Hi Richard,
On 8/7/24 10:47, Richard Sandiford wrote:
> I should probably start by saying that the "model" heuristic is now
> pretty old and was originally tuned for an in-order AArch32 core.
> The aim wasn't to *minimise* spilling, but to strike a better balance
> between parallelising with spills vs. sequentialising. At the time,
> scheduling without taking register pressure into account would overly
> parallelise things, whereas the original -fsched-pressure would overly
> serialise (i.e. was too conservative).
>
> There were specific workloads in, er, a formerly popular embedded
> benchmark that benefitted significantly from *some* spilling.
>
> This comment probably sums up the trade-off best:
>
> This pressure cost is deliberately timid. The intention has been
> to choose a heuristic that rarely interferes with the normal list
> scheduler in cases where that scheduler would produce good code.
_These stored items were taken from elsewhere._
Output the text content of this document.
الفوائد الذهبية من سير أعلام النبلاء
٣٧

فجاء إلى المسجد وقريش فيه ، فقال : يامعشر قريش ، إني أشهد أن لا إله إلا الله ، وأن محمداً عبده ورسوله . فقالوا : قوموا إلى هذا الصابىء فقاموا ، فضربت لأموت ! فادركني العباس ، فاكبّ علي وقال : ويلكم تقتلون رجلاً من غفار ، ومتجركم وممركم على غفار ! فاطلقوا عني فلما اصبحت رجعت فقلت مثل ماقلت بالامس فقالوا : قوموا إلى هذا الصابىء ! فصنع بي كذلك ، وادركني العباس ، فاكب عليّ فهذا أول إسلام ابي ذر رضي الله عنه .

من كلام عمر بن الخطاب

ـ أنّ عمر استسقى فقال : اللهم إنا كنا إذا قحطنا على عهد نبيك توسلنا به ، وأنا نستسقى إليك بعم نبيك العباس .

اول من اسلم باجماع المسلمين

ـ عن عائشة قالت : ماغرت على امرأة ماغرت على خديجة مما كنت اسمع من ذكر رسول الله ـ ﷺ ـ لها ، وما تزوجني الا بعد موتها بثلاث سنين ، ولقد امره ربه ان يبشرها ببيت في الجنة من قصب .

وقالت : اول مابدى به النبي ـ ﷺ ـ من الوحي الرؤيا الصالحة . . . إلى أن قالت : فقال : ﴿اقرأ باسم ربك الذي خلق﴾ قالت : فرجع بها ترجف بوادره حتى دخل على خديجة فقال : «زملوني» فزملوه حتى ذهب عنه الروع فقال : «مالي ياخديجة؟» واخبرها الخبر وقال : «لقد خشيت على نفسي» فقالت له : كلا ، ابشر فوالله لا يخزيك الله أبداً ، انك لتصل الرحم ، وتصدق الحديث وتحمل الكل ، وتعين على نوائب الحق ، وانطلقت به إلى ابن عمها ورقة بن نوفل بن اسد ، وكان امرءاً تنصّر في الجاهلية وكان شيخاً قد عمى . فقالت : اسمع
> We simply want to curb some of its worst excesses.
>
> Because it was tuned for an in-order core, it was operating in an
> environment where instruction latencies were meaningful and realistic.
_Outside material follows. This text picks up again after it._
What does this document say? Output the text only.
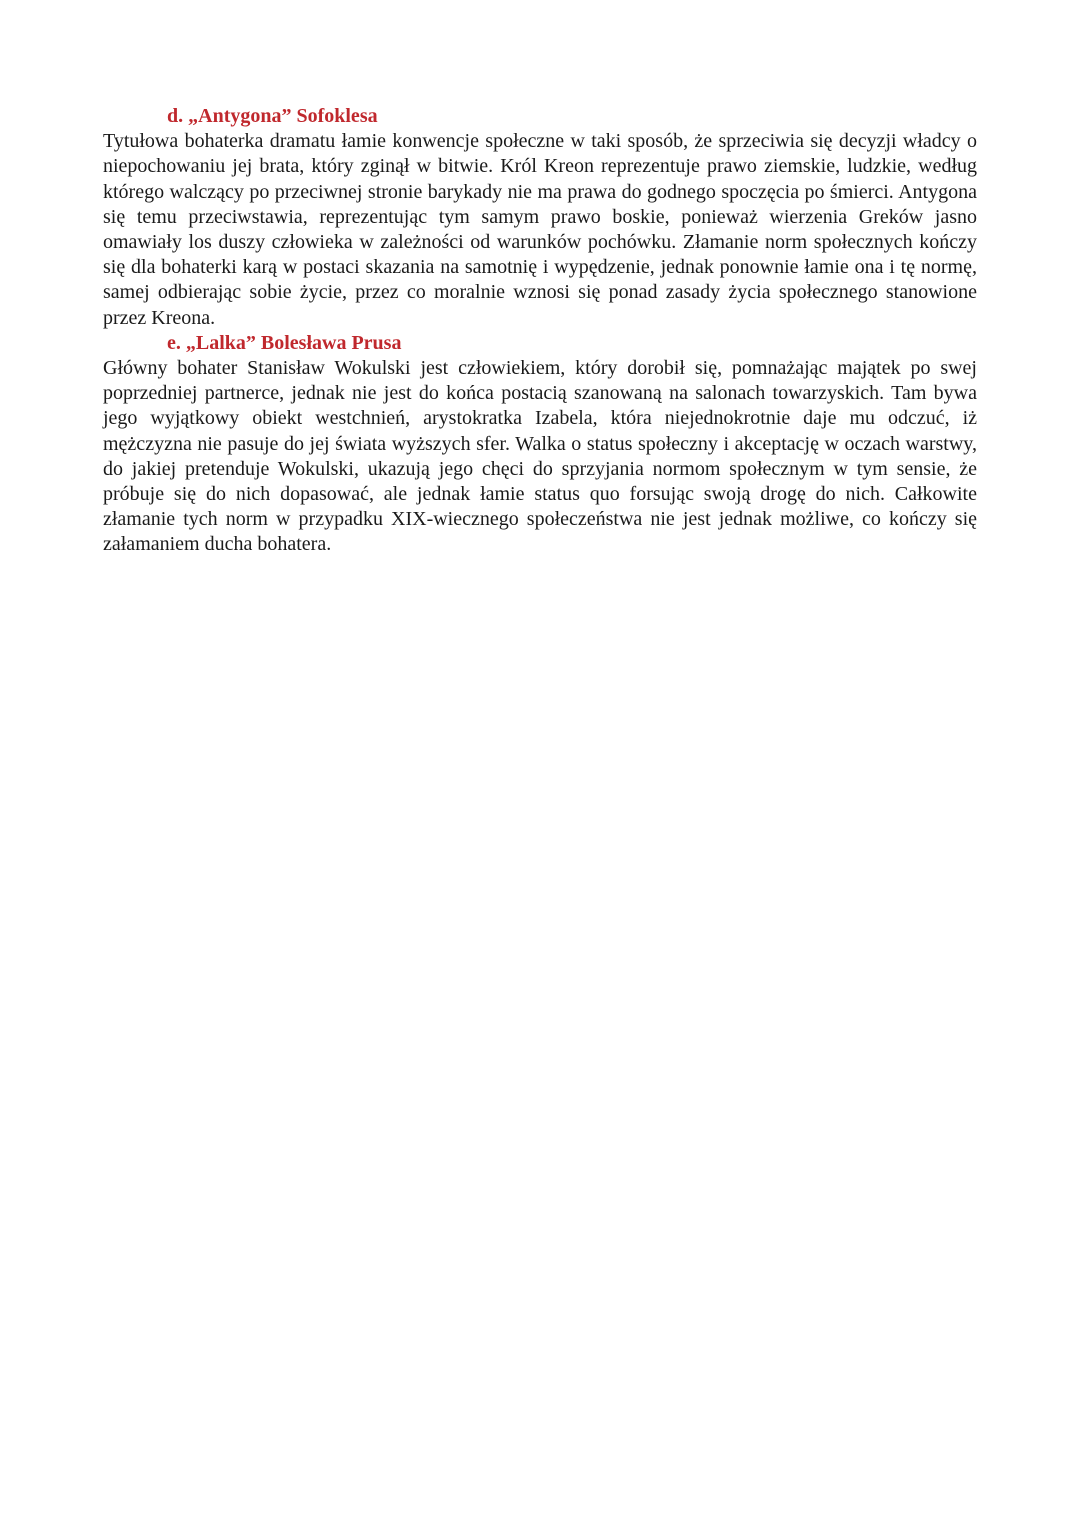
d. „Antygona” Sofoklesa

Tytułowa bohaterka dramatu łamie konwencje społeczne w taki sposób, że sprzeciwia się decyzji władcy o niepochowaniu jej brata, który zginął w bitwie. Król Kreon reprezentuje prawo ziemskie, ludzkie, według którego walczący po przeciwnej stronie barykady nie ma prawa do godnego spoczęcia po śmierci. Antygona się temu przeciwstawia, reprezentując tym samym prawo boskie, ponieważ wierzenia Greków jasno omawiały los duszy człowieka w zależności od warunków pochówku. Złamanie norm społecznych kończy się dla bohaterki karą w postaci skazania na samotnię i wypędzenie, jednak ponownie łamie ona i tę normę, samej odbierając sobie życie, przez co moralnie wznosi się ponad zasady życia społecznego stanowione przez Kreona.

e. „Lalka” Bolesława Prusa

Główny bohater Stanisław Wokulski jest człowiekiem, który dorobił się, pomnażając majątek po swej poprzedniej partnerce, jednak nie jest do końca postacią szanowaną na salonach towarzyskich. Tam bywa jego wyjątkowy obiekt westchnień, arystokratka Izabela, która niejednokrotnie daje mu odczuć, iż mężczyzna nie pasuje do jej świata wyższych sfer. Walka o status społeczny i akceptację w oczach warstwy, do jakiej pretenduje Wokulski, ukazują jego chęci do sprzyjania normom społecznym w tym sensie, że próbuje się do nich dopasować, ale jednak łamie status quo forsując swoją drogę do nich. Całkowite złamanie tych norm w przypadku XIX-wiecznego społeczeństwa nie jest jednak możliwe, co kończy się załamaniem ducha bohatera.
> So it still deferred to those to quite a big extent. This is almost
> certainly too conservative for out-of-order cores.
>
> So...
>
> Vineet Gupta <[email protected]> writes:
>> On 8/5/24 21:31, Jeff Law wrote:
>>> On 8/5/24 5:35 PM, Vineet Gupta wrote:
>>>> Hi Richard,
>>>>
>>>> I'm reaching out for some insight on PR/114729. Apologies in advance for
>>>> the long email.
>>>>
>>>> On RISC-V we are hitting sched1 pathology on SPEC2017 Cactu where
>>>> codegen spills are overwhelming the execution: disabling sched1 shaves
>>>> off 1.3 trillion dynamic icounts which is about half of total execution
>>>> (in user mode qemu run).
>>>>
>>>> I have a reduced test down to a single spill (w/ sched1 and non w/o).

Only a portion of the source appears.